Na pandemia, a parceria entre os setores público e privado foi fundamental para superação desse desafio. No Brasil, o Sistema Único de Saúde (SUS) revolucionou a digitalização implementada na vacinação contra a covid-19. Digitalização, telemedicina, integração e gestão de dados médicos e a “internet das coisas” são tendências tecnológicas para o setor e, aqui, temos condições de continuar a evoluir. Além disso, há de se mencionar inteligência artificial e aprendizagem de máquina, com potencial de transformar a medicina, especialmente na área de diagnósticos.
No agregado, todavia, a tecnologia é o principal determinante do crescimento potencial da economia. O progresso tecnológico permite que se consiga aumentar e/ou melhorar a produção de bens e serviços dados níveis constantes de insumos.
A tecnologia pode estar enraizada no capital humano e/ou em novos equipamentos, máquinas e software. Além disso, a mágica na transformação desses insumos em produto chama-se produtividade total dos fatores. Aqui, quanto mais, melhor, o que aumenta o crescimento potencial da economia, os lucros das empresas e o retorno dos investimentos. Neste quesito, o Brasil está atrás dos peers e, dada nossa demografia, ganhos de produtividade serão a chave para nosso crescimento futuro.

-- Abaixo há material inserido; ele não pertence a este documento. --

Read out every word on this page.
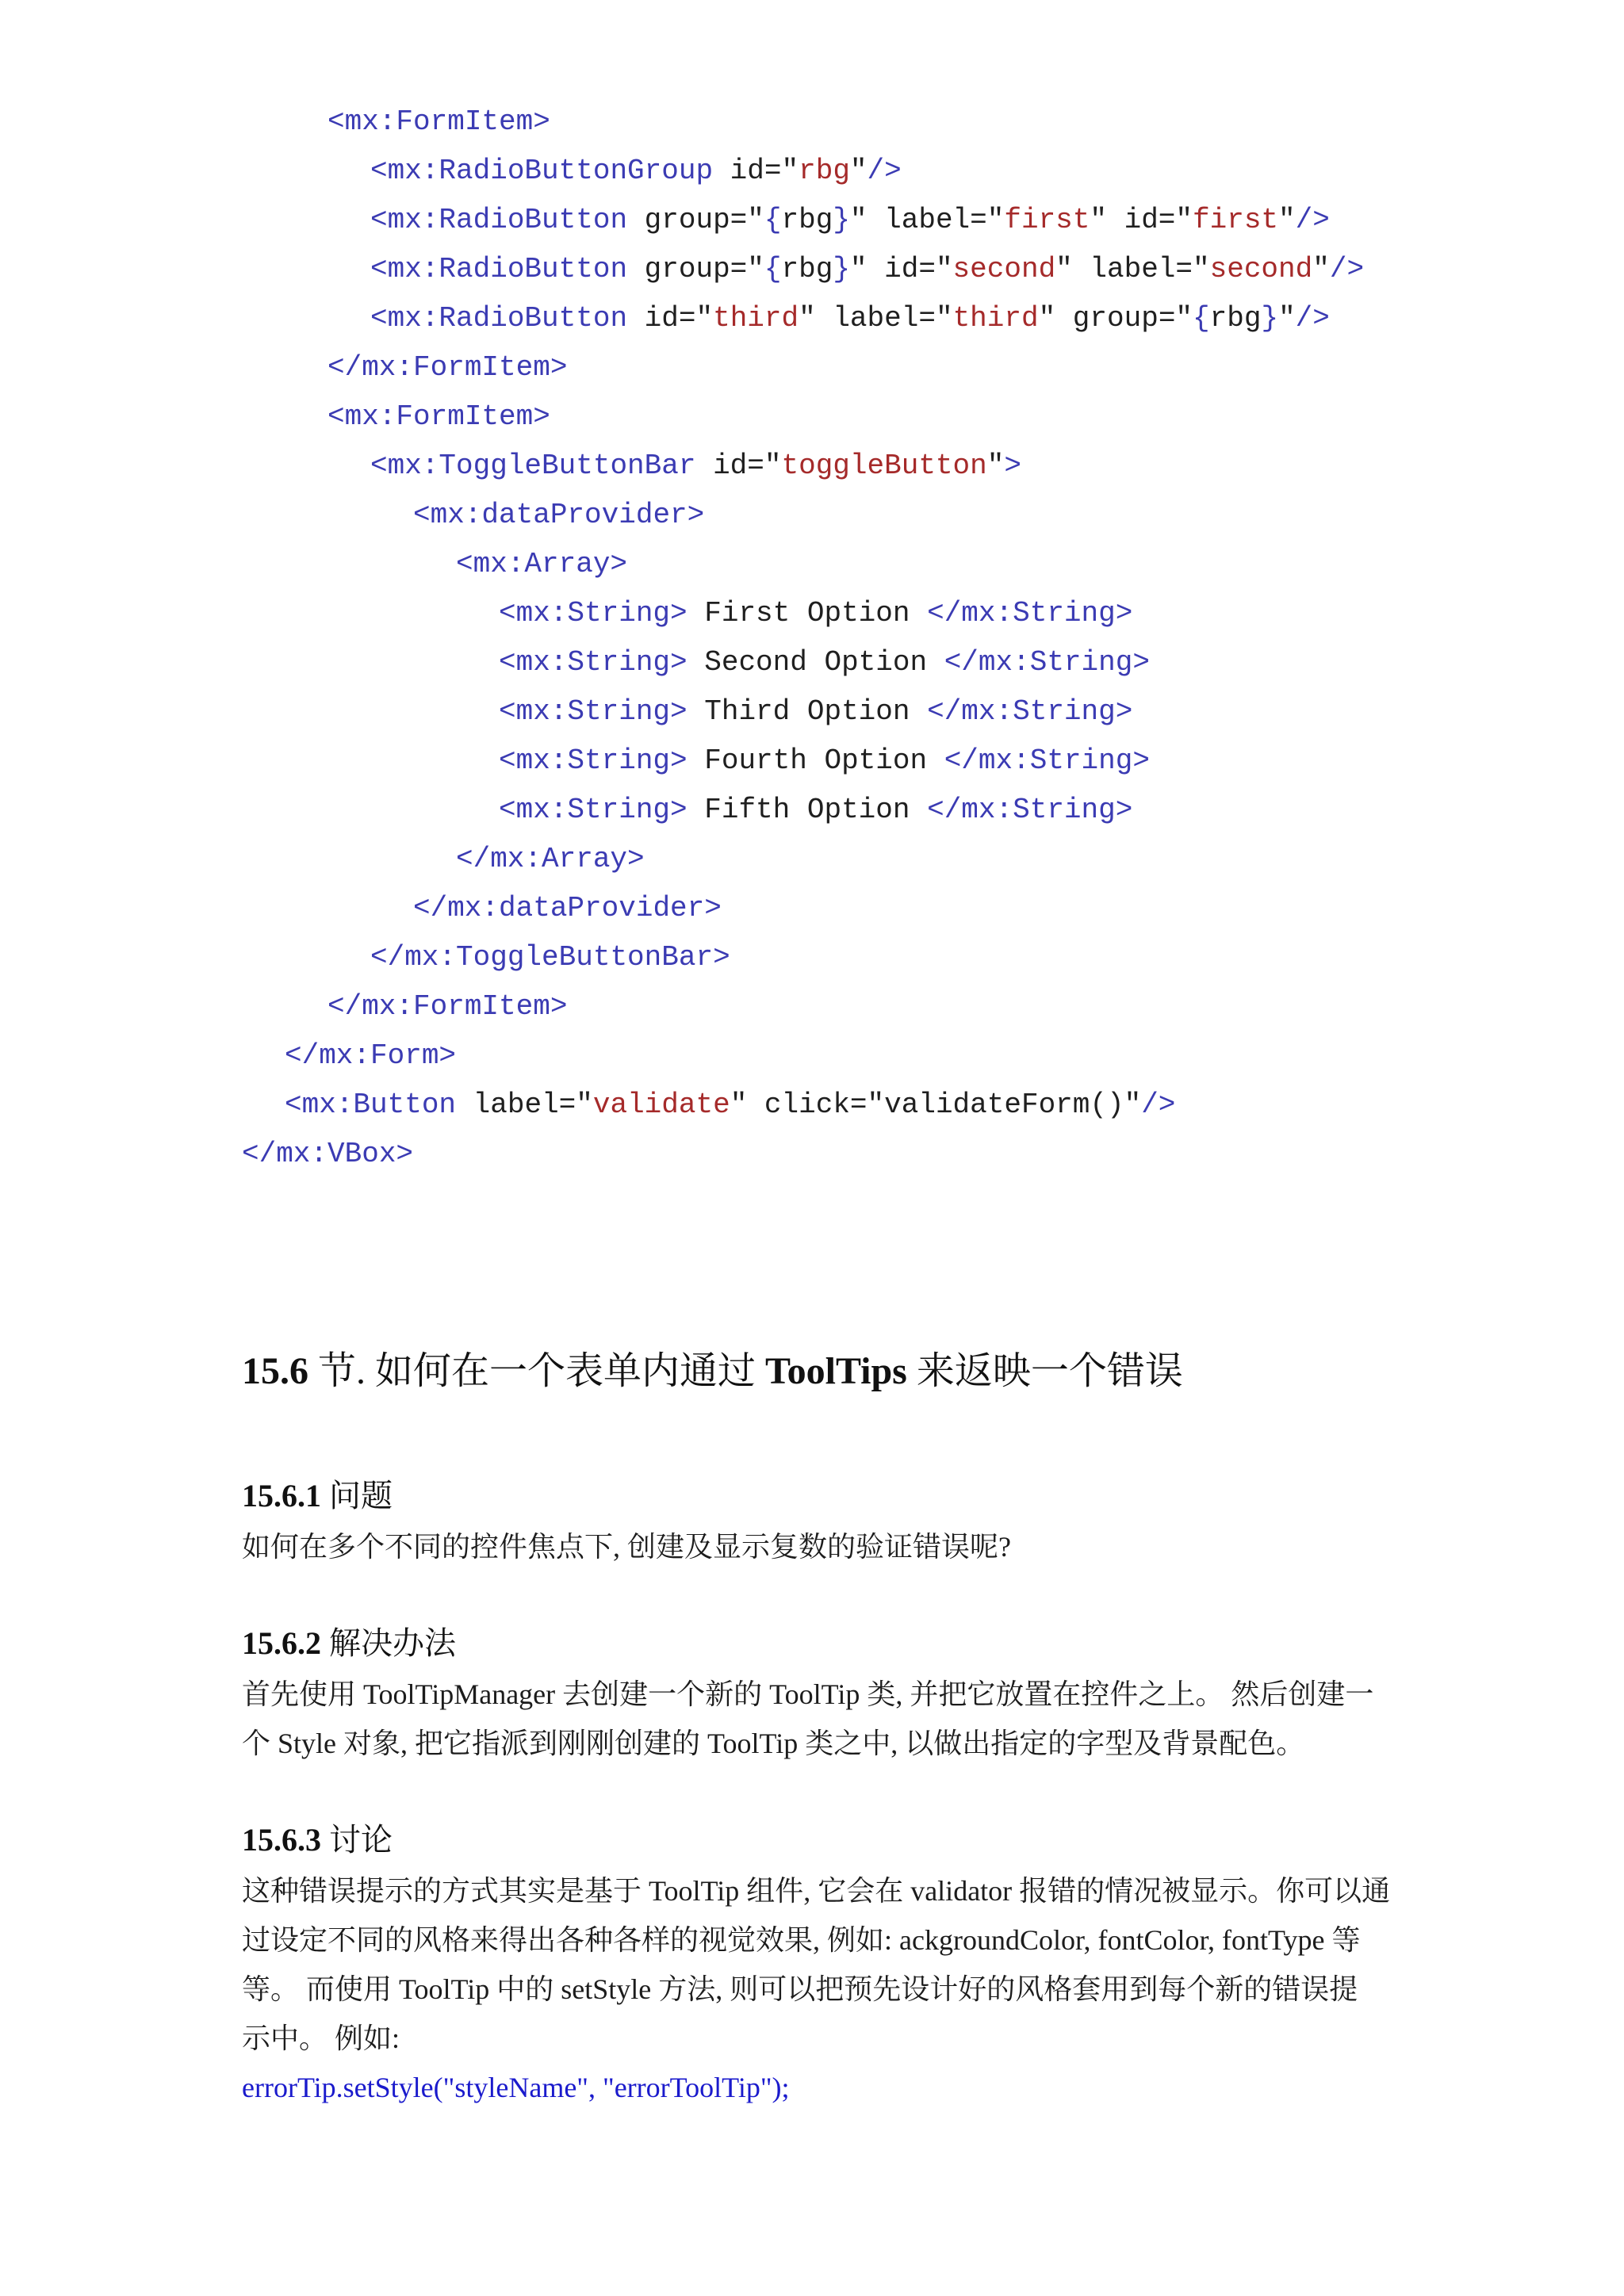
<mx:FormItem>
<mx:RadioButtonGroup id="rbg"/>
<mx:RadioButton group="{rbg}" label="first" id="first"/>
<mx:RadioButton group="{rbg}" id="second" label="second"/>
<mx:RadioButton id="third" label="third" group="{rbg}"/>
</mx:FormItem>
<mx:FormItem>
<mx:ToggleButtonBar id="toggleButton">
<mx:dataProvider>
<mx:Array>
<mx:String> First Option </mx:String>
<mx:String> Second Option </mx:String>
<mx:String> Third Option </mx:String>
<mx:String> Fourth Option </mx:String>
<mx:String> Fifth Option </mx:String>
</mx:Array>
</mx:dataProvider>
</mx:ToggleButtonBar>
</mx:FormItem>
</mx:Form>
<mx:Button label="validate" click="validateForm()"/>
</mx:VBox>
15.6 节. 如何在一个表单内通过 ToolTips 来返映一个错误
15.6.1 问题
如何在多个不同的控件焦点下, 创建及显示复数的验证错误呢?
15.6.2 解决办法
首先使用 ToolTipManager 去创建一个新的 ToolTip 类, 并把它放置在控件之上。 然后创建一
个 Style 对象, 把它指派到刚刚创建的 ToolTip 类之中, 以做出指定的字型及背景配色。
15.6.3 讨论
这种错误提示的方式其实是基于 ToolTip 组件, 它会在 validator 报错的情况被显示。你可以通
过设定不同的风格来得出各种各样的视觉效果, 例如: ackgroundColor, fontColor, fontType 等
等。 而使用 ToolTip 中的 setStyle 方法, 则可以把预先设计好的风格套用到每个新的错误提
示中。 例如:
errorTip.setStyle("styleName", "errorToolTip");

A elevação do crescimento potencial é essencial para aumentar a renda e o padrão de vida da população. Mesmo que pequeno, o benefício é composto — mecanismo que Warren Buffett credita como sendo uma ferramenta primordial para acumular riqueza — ao longo do tempo. Assim, os setores público e privado precisam conversar e, trabalhando em parceria, encontrar formas de progredir em uma agenda em prol da produtividade, que levará a ganhos de PIB potencial, das taxas de retorno dos investimentos e do padrão de vida da população concomitante à redução das desigualdades — o relógio está correndo e temos 15 anos para avançar nesse objetivo.
*Economista-chefe e cientista de dados da Grimper Capital analisa a importância macroeconômica
1 OCDE (2020) “Health at a Glance: Latin America and the Caribbean 2020 — Identifying and tackling wasteful spending in Latin American and Caribbean health systems”.
2 Wu, C., T. Chang, C. Wang, T. Wu, M. Lin, S. Huang (2021) “Measuring the Impact of Health on Economic Growth Using Pooling Data in Regions of Asia: Evidence From a Quantile-On-Quantile Analysis”. Public Health, 31 de agosto.
3 Aghion e coautores encontraram que ganhos de expectativa de vida para pessoas até 40 anos são significativamente correlacionados com o PIB per capita, ou seja, tem consequências para a produtividade dos trabalhadores — Aghion, P., P. Howitt, F. Murtin (2010) “The relationship between health and growth: When Lucas meets Nelson-Phelps”. NBER Working Paper 15813.